US President Donald Trump urged his Indian counterpart, Prime Minister Narendra Modi, last week to increase purchases of energy to trim a $36.7 billion trade surplus in India’s favour — a demand Trump made during his first term as US president.
India made a big start in 2018, a year after Trump took office, with US crude oil imports jumping fivefold and peaking at 415,000 barrels per day (bpd) in 2021 when he left office.
The question is: Can we expect such big gains in India’s purchases of oil and liquefied natural gas (LNG) in Trump’s second term? The answer, industry experts said, maybe no.
Crude oil from the US is a tough buy in today’s environment — supplies to India have already dropped by half from 2021 levels. LNG may gain some traction, but not fast enough to close a yawning trade gap.
Evolving geopolitics, new supply sources like Russia, and the complex configuration of Indian refineries may make it difficult for Indian state-run oil companies to embrace US oil at the expense of Russian export benchmark Urals or Gulf oil grades.
LNG could be a more viable trade, with around 14 per cent of India’s annual LNG purchases coming from the US last financial year. However, the time required to close LNG purchase contracts and the long US voyages may reduce the fuel’s effectiveness as a tool to rapidly slash a growing trade surplus, industry experts said.
Top officials at state refiners, including a company chairman as well as refining and trading heads, told Business Standard that there is no political pressure or mandate from the government to source US crude at present. New Delhi wants the trades to make commercial sense, the officials said.
US crude oil purchases will be “opportunity trades”, the chairman of a state-run oil company said, in response to tenders.
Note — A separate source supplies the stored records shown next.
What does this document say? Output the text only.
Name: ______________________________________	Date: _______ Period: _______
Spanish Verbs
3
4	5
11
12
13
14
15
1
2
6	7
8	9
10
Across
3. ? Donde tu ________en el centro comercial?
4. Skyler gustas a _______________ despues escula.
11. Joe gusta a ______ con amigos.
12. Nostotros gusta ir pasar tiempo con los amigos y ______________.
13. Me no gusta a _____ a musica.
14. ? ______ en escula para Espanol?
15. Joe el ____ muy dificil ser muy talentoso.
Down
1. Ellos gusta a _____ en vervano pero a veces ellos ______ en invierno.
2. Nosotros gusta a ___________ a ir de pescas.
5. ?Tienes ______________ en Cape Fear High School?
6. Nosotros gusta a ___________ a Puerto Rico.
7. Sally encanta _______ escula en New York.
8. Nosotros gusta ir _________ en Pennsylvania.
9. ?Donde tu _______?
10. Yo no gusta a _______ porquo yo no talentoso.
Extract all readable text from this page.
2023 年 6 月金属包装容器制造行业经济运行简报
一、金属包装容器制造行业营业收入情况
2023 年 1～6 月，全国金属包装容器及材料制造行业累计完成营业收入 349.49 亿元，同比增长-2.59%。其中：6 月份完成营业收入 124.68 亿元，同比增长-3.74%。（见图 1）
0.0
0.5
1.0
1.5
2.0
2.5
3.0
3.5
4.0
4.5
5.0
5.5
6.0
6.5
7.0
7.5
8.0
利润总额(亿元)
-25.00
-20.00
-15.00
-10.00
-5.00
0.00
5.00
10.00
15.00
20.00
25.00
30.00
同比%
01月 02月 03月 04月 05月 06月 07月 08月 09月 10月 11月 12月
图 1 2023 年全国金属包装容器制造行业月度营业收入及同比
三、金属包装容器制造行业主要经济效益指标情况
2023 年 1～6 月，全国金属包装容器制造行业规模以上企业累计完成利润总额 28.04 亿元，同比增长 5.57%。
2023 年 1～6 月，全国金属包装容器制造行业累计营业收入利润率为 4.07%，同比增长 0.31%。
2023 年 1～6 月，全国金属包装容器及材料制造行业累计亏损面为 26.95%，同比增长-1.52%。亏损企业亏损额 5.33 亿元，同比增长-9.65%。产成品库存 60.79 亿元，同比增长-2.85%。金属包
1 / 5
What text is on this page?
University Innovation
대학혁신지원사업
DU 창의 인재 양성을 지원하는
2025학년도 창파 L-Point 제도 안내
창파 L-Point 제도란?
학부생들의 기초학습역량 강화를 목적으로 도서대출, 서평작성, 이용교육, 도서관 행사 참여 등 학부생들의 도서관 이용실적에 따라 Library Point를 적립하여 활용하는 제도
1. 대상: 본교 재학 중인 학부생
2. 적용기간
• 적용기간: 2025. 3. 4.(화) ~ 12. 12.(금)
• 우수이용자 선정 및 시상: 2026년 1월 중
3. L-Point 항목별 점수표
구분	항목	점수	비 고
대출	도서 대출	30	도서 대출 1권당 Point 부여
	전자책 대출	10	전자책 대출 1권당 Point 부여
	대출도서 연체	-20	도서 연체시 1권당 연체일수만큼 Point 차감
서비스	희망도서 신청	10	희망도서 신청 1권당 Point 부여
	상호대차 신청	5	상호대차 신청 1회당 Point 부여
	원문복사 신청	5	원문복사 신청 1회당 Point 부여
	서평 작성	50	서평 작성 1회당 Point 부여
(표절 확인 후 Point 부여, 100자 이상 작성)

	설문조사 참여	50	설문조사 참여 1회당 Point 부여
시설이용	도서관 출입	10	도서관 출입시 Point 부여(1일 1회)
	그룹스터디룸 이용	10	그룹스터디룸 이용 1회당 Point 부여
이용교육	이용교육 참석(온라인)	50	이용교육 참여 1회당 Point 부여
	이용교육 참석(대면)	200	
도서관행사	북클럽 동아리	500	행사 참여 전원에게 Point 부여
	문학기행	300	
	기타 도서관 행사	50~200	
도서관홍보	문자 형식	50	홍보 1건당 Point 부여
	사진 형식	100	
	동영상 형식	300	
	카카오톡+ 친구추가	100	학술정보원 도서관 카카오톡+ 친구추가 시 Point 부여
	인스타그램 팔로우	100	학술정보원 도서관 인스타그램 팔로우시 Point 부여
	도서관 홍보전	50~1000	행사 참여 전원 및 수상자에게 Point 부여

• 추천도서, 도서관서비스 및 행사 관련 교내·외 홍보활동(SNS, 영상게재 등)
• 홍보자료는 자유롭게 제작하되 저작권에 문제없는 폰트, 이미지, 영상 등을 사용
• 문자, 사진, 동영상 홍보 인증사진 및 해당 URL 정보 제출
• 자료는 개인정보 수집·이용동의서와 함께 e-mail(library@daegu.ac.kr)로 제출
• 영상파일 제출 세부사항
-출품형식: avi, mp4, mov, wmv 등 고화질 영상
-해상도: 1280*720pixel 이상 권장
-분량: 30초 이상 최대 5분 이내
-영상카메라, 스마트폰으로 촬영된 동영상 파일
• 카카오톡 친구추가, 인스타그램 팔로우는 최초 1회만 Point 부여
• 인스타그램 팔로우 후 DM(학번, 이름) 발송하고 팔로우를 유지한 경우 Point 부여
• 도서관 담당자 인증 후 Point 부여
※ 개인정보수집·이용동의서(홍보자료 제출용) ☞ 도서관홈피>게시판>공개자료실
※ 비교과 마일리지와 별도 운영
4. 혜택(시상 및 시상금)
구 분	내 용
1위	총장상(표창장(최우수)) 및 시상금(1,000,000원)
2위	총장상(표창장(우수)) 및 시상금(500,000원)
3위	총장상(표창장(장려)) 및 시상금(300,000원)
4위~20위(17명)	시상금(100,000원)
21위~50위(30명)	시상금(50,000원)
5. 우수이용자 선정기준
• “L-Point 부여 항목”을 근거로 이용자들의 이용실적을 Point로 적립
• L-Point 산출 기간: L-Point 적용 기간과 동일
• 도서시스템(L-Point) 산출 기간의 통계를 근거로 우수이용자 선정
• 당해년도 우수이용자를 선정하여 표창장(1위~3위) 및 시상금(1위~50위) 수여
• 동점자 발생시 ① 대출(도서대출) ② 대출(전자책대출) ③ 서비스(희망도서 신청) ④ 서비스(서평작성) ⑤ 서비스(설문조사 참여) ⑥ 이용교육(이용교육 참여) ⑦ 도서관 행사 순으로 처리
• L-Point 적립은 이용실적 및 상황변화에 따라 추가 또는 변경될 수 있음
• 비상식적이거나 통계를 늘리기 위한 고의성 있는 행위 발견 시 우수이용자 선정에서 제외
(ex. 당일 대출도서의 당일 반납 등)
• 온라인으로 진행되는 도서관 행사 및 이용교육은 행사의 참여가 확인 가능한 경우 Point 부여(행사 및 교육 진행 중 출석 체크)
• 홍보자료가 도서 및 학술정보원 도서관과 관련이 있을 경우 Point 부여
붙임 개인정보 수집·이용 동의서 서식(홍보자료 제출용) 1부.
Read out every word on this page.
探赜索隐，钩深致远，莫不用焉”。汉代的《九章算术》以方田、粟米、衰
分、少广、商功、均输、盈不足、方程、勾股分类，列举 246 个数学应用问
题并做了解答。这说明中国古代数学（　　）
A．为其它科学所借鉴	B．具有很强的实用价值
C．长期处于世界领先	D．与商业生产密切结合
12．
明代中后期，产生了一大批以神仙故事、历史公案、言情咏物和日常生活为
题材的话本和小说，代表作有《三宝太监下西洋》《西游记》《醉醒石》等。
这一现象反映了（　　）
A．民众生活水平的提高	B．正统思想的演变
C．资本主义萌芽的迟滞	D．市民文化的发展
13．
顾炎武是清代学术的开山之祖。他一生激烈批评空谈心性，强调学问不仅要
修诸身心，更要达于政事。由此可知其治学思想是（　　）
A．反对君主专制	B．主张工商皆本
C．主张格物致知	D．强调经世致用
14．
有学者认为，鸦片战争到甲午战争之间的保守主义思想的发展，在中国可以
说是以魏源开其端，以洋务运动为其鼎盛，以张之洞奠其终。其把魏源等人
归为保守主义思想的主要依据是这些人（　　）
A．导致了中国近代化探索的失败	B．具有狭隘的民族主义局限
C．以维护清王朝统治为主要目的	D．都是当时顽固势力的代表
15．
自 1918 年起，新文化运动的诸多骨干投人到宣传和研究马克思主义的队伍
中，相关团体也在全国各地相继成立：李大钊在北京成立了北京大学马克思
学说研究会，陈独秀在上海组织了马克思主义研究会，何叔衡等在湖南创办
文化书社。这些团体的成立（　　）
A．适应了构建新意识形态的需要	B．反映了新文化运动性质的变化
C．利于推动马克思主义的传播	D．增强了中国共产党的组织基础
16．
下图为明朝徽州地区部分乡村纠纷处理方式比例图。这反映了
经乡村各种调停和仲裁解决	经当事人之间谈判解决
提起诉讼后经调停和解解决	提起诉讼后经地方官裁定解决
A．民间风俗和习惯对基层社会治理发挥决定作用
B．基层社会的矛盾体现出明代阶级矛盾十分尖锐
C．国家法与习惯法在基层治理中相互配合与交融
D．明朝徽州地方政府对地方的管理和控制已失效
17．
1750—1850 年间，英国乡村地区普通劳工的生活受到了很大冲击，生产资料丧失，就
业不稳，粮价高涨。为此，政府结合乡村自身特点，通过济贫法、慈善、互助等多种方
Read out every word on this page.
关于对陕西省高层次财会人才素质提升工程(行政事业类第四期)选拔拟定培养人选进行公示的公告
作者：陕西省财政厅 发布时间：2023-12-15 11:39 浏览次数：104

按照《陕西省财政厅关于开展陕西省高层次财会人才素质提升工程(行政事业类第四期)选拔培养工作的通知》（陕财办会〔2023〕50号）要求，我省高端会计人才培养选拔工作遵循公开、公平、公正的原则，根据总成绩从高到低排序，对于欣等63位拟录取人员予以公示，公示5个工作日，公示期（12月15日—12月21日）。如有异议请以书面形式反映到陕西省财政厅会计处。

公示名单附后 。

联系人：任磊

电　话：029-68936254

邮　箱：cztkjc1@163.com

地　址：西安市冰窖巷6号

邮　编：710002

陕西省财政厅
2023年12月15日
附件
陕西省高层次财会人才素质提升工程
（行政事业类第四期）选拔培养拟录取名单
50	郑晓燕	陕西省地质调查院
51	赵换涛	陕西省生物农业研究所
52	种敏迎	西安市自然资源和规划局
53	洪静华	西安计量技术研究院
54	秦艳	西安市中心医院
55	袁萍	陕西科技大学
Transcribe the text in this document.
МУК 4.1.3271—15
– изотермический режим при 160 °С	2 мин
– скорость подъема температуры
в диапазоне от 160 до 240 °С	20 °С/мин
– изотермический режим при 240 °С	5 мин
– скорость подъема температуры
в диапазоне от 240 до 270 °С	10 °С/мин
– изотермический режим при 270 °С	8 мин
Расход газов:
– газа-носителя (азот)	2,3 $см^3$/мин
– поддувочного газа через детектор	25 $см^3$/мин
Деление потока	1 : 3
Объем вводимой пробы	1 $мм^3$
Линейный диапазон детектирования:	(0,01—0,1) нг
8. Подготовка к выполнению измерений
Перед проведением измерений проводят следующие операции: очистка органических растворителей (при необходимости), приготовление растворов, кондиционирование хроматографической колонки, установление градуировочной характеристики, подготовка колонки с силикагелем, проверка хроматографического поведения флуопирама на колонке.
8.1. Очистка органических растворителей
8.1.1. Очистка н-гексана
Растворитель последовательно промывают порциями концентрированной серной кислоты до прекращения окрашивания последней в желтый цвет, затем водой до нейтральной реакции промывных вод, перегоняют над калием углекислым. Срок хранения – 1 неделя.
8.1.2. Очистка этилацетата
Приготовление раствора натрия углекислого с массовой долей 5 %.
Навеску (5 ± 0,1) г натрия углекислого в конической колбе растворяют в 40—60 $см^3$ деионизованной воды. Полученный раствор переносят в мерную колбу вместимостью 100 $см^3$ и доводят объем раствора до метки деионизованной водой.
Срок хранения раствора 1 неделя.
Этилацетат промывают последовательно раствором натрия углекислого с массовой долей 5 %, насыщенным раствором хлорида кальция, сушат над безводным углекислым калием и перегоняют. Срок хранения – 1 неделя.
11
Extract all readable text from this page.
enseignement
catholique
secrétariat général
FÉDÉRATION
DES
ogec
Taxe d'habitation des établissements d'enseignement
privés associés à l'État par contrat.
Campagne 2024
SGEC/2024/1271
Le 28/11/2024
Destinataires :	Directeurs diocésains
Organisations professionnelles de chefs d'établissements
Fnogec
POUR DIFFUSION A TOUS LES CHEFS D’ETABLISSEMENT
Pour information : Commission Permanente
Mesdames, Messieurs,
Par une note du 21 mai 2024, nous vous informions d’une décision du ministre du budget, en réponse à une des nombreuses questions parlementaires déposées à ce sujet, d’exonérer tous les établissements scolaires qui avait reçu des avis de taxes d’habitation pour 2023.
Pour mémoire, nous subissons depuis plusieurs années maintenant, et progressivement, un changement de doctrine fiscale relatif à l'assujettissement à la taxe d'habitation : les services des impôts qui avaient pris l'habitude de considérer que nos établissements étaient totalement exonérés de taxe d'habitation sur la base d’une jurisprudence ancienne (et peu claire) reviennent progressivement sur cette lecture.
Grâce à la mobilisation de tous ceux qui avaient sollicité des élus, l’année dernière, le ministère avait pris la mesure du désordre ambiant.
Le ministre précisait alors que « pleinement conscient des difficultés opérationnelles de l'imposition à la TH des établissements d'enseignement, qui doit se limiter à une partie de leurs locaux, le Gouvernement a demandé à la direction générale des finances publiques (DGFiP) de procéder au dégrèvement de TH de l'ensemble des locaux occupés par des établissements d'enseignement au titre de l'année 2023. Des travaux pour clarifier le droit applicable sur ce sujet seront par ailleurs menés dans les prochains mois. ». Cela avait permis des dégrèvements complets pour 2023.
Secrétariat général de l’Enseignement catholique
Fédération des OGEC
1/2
Traders will quote the price on a delivered basis on spot terms, and if attractive, Indian refiners will place orders.
“The thing is that American crude, per se, because of the distance unless there is a significant cost arbitrage, is not attractive enough to bring economic value to India regularly due to the big freight disadvantage compared to Gulf oil,” said R Ramachandran, a Mumbai-based oil industry consultant.
The advent of discounted Russian oil, which was missing from India’s crude palette during Trump’s first term, has further complicated matters. Last year, Russian discounts averaged $3-$4 per barrel, led by Urals — a medium-gravity, lower-sulphur crude suited for Indian refineries, which produce more diesel.
Russian crude to India averaged less than $75 per barrel in November on a delivered basis, compared to US crude, which cost an average of $83 per barrel, according to Indian Customs data.
US energy potential There’s no denying the scope, though. Indian Customs data shows that exports of crude oil and natural gas to India last financial year totalled a combined $6.4 billion, accounting for around 18 per cent of the US-India trade deficit.
Last year, the US supplied just 199,000 bpd, accounting for a 4 per cent share of India’s 4.7 million bpd crude imports in 2024. Russia supplied 38 per cent, while Iraq accounted for nearly 20 per cent. In 2021, the US shared third place with the United Arab Emirates, holding a 10 per cent share of India’s overall crude imports — Russia had a mere 2 per cent share that year.
If Indian refiners manage to take US oil purchases back to pre-Ukraine war levels, India could trim its surplus by another 19 per cent, or $6.5 billion annually, based on November prices. If LNG purchases are doubled — still only 60 per cent of Qatar’s levels — that would add another $1.5 billion, or 4 per cent of the surplus.
India’s surplus, however, is far below the $236 billion trade surplus that the European Union has with the US, and it faces similar pressure from Trump to buy more US energy.
So, doubling energy purchases from a low base could shave off nearly a quarter of the India-US trade gap. However, there are technical limitations. The US largely supplies light, sweet premium crude grades, which offer less value to increasingly complex Indian refineries, fed on a typical diet of Iraqi or Russian grades.
For US oil to be attractive, the US benchmark WTI crude must be priced significantly lower than the European benchmark Brent or the Dubai benchmark. Freight rates must also be low enough to make the landed cost attractive, Ramachandran said.
“India may buy more oil from the US, but it will all finally depend on the economics — price, shipping cost, and rupee-dollar exchange rate,” said Narendra Taneja, a leading oil expert. “For India, it is all about economics when it comes to buying oil.”
“As long as Henry Hub prices remain low, US LNG will remain competitive,” said Anne-Sophie Corbeau, a global LNG expert at Columbia University’s Center on Global Energy Policy. “But it also depends on what India deems affordable. I remember an Indian minister saying in 2015 that he wanted LNG at $5 per million British thermal units — and there is no US LNG delivered at that price.”